Surge así el nuevo perínclito de la política nacional, Leonel Fernández, un joven político de clase media baja, cuyas prendas morales, participación política y laboral solo se conocían dentro del PLD; sin ninguna experiencia ejecutiva y mucho menos de manejo del Estado, pero que pronto demostró que era dueño de un discurso embriagante que termino por ser calificado como “el encantador de serpientes”.

Y crean un entramado de corrupción bien orquestado donde empiezan a utilizar los recursos del Estado para comprar gran parte de la prensa, la oposición política, los estamentos militares, el empresariado y la Iglesia, imponiendo así un dominio total en todas las estructuras de poder.

Si se quiere tener una idea de cuál es la cuantía de la riqueza acumulada y dilapidada por los gobiernos del PLD solo hay que sumar los supuestos aumentos porcentuales del Producto Bruto Interno (PBI), la riqueza nacional, que con tanto orgullo anuncia el Banco Central año tras año y se tendrá el descomunal monto aproximado de lo que se ha dejado de invertir en salud, educación, alimentación y las demás áreas imprescindible para el desarrollo nacional.

Pero la cosa no se queda ahí, las estadísticas de los gobiernos Peledeísta son pasmosas. Los números dan cuenta de que el 85 por ciento del sector laboral del país devenga salarios inferiores a los 15 mil pesos mensuales y que esto representa menos del 50 por ciento de la población económicamente activa, con capacidad de trabajar, lo que refleja el nivel de desempleo y la incapacidad de movilidad social de la población.

Solo hay que agregar que con esos salarios de miseria la clase trabajadora además debe cubrir los servicios fundamentales para lo que el estado mantiene una onerosa carga impositiva, como son las condiciones mínimas de salubridad, educación y producción alimenticia.

Si las ejecutorias de Fernández en los dos últimos periodos que estuvo en el poder fueron malas, la de su sucesor Danilo Medina han sido pésimas, después de haber renegado del método del primero y haberse comprometido a no buscar la reelección presidencial, se embarcó en el mega proyecto de la planta eléctrica de Punta Catalina de donde se asegura corrió una descomunal suma de dinero para emplearlo en su propósito de mantenerse en el poder.

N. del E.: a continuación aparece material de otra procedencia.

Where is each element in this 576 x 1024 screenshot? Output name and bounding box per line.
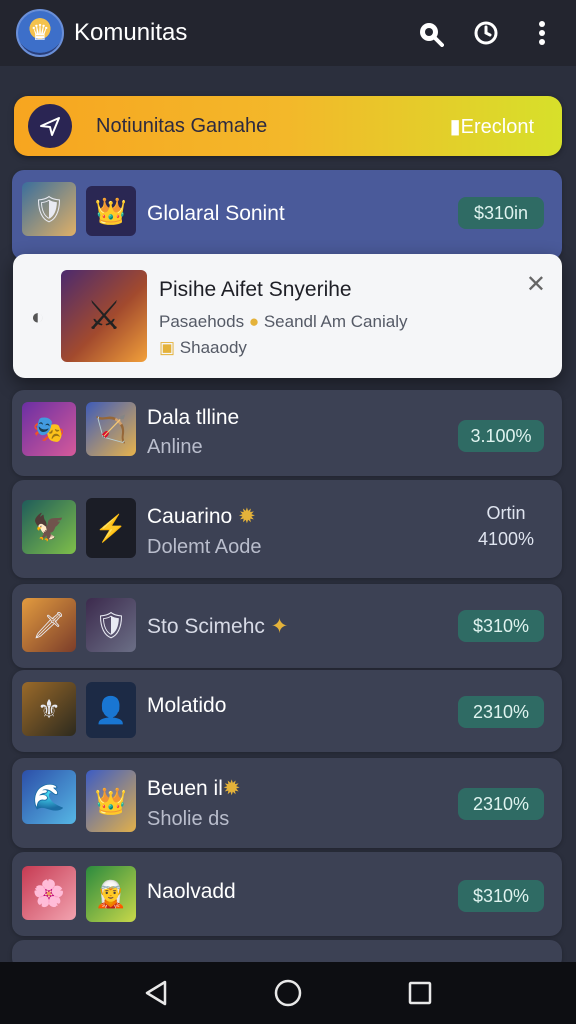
list-item-name: Molatido	[147, 694, 227, 717]
banner-title: Notiunitas Gamahe	[96, 114, 268, 137]
close-icon[interactable]: ✕	[526, 270, 546, 299]
game-thumbnail: 👤	[86, 682, 136, 738]
system-nav-bar	[0, 962, 576, 1024]
more-icon[interactable]	[524, 15, 560, 51]
list-item-status: Sholie ds	[147, 808, 230, 830]
list-item-name: Dala tlline	[147, 406, 240, 429]
app-bar: ♛ Komunitas	[0, 0, 576, 66]
list-item-name: Naolvadd	[147, 880, 236, 903]
list-item-status: Dolemt Aode	[147, 536, 262, 558]
banner-action-button[interactable]: ▮Ereclont	[450, 114, 534, 139]
game-thumbnail: ⚜	[22, 682, 76, 736]
list-item-name: Beuen il✹	[147, 777, 241, 800]
home-nav-icon[interactable]	[268, 973, 308, 1013]
notification-popup[interactable]: ◐ ⚔ Pisihe Aifet Snyerihe Pasaehods ● Se…	[13, 254, 562, 378]
popup-detail: ▣ Shaaody	[159, 338, 247, 357]
list-item-value[interactable]: 2310%	[458, 696, 544, 728]
send-icon	[28, 104, 72, 148]
list-item-name: Glolaral Sonint	[147, 202, 285, 225]
list-item[interactable]: 🎭 🏹 Dala tlline Anline 3.100%	[12, 390, 562, 476]
list-item-name: Sto Scimehc ✦	[147, 615, 289, 638]
back-nav-icon[interactable]	[136, 973, 176, 1013]
list-item[interactable]: 🛡 👑 Glolaral Sonint $310in	[12, 170, 562, 260]
crown-icon: ♛	[30, 20, 50, 45]
coin-icon: ●	[248, 312, 260, 331]
page-title: Komunitas	[74, 19, 188, 46]
list-item-value[interactable]: $310in	[458, 197, 544, 229]
game-thumbnail: ⚡	[86, 498, 136, 558]
hero-artwork: ⚔	[61, 270, 147, 362]
list-item-value[interactable]: $310%	[458, 610, 544, 642]
recents-nav-icon[interactable]	[400, 973, 440, 1013]
game-thumbnail: 🦅	[22, 500, 76, 554]
list-item[interactable]: 🌊 👑 Beuen il✹ Sholie ds 2310%	[12, 758, 562, 848]
game-thumbnail: 🌊	[22, 770, 76, 824]
list-item-value[interactable]: 3.100%	[458, 420, 544, 452]
list-item[interactable]: 🗡 🛡 Sto Scimehc ✦ $310%	[12, 584, 562, 668]
game-thumbnail: 🛡	[86, 598, 136, 652]
game-thumbnail: 🧝	[86, 866, 136, 922]
list-item-value[interactable]: $310%	[458, 880, 544, 912]
game-thumbnail: 🏹	[86, 402, 136, 456]
list-item[interactable]: 🦅 ⚡ Cauarino ✹ Dolemt Aode Ortin 4100%	[12, 480, 562, 578]
list-item-name: Cauarino ✹	[147, 505, 256, 528]
back-icon[interactable]: ◐	[31, 304, 44, 330]
list-item-value[interactable]: 2310%	[458, 788, 544, 820]
list-item-value[interactable]: Ortin 4100%	[478, 500, 534, 552]
top-actions	[412, 15, 560, 51]
list-item[interactable]: 🌸 🧝 Naolvadd $310%	[12, 852, 562, 936]
game-thumbnail: 🛡	[22, 182, 76, 236]
search-icon[interactable]	[412, 15, 448, 51]
community-avatar[interactable]: ♛	[16, 9, 64, 57]
list-item[interactable]: ⚜ 👤 Molatido 2310%	[12, 670, 562, 752]
game-thumbnail: 🌸	[22, 866, 76, 920]
game-thumbnail: 🗡	[22, 598, 76, 652]
history-icon[interactable]	[468, 15, 504, 51]
game-thumbnail: 🎭	[22, 402, 76, 456]
popup-subtitle: Pasaehods ● Seandl Am Canialy	[159, 312, 408, 331]
list-item-status: Anline	[147, 436, 203, 458]
badge-icon: ▣	[159, 338, 176, 357]
game-thumbnail: 👑	[86, 770, 136, 832]
game-thumbnail: 👑	[86, 186, 136, 236]
notification-banner[interactable]: Notiunitas Gamahe ▮Ereclont	[14, 96, 562, 156]
popup-title: Pisihe Aifet Snyerihe	[159, 278, 352, 301]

Esta apretada historia del peledeismo es el testimonio patético de la realidad nacional que si no contara con la enorme cifra de dominicanos que se han visto precisado a emigrar del país y que son la fuente de sustentación de gran parte de la población que languidece a la espera de la limosna que el PLD le deja caer con los programitas sociales con que mantiene envilecido a los extractos más desposeídos.

De vandalismo y corrupción están llenos los libros de historia del país, pero lo que estremece es que gente nacida en las verdaderas extrañas del pueblo, formada con gran dedicación por el mejor moralista y humanista que ha tenido el país se hayan prestado para semejante escarnio. Es por ello que más que ser juzgado como delincuentes comunes deben ser enjuiciados en el tribunal de la historia como verdadero traidores a la patria.

No ha de extrañarse que cuando se llega el país, gobernado durante 20 años por los discípulos del profesor Bosch y sus famosos círculos de estudios, lo primero que se escucha al llegar al solar es “¿qué me trajiste?” y “dame lo mío”.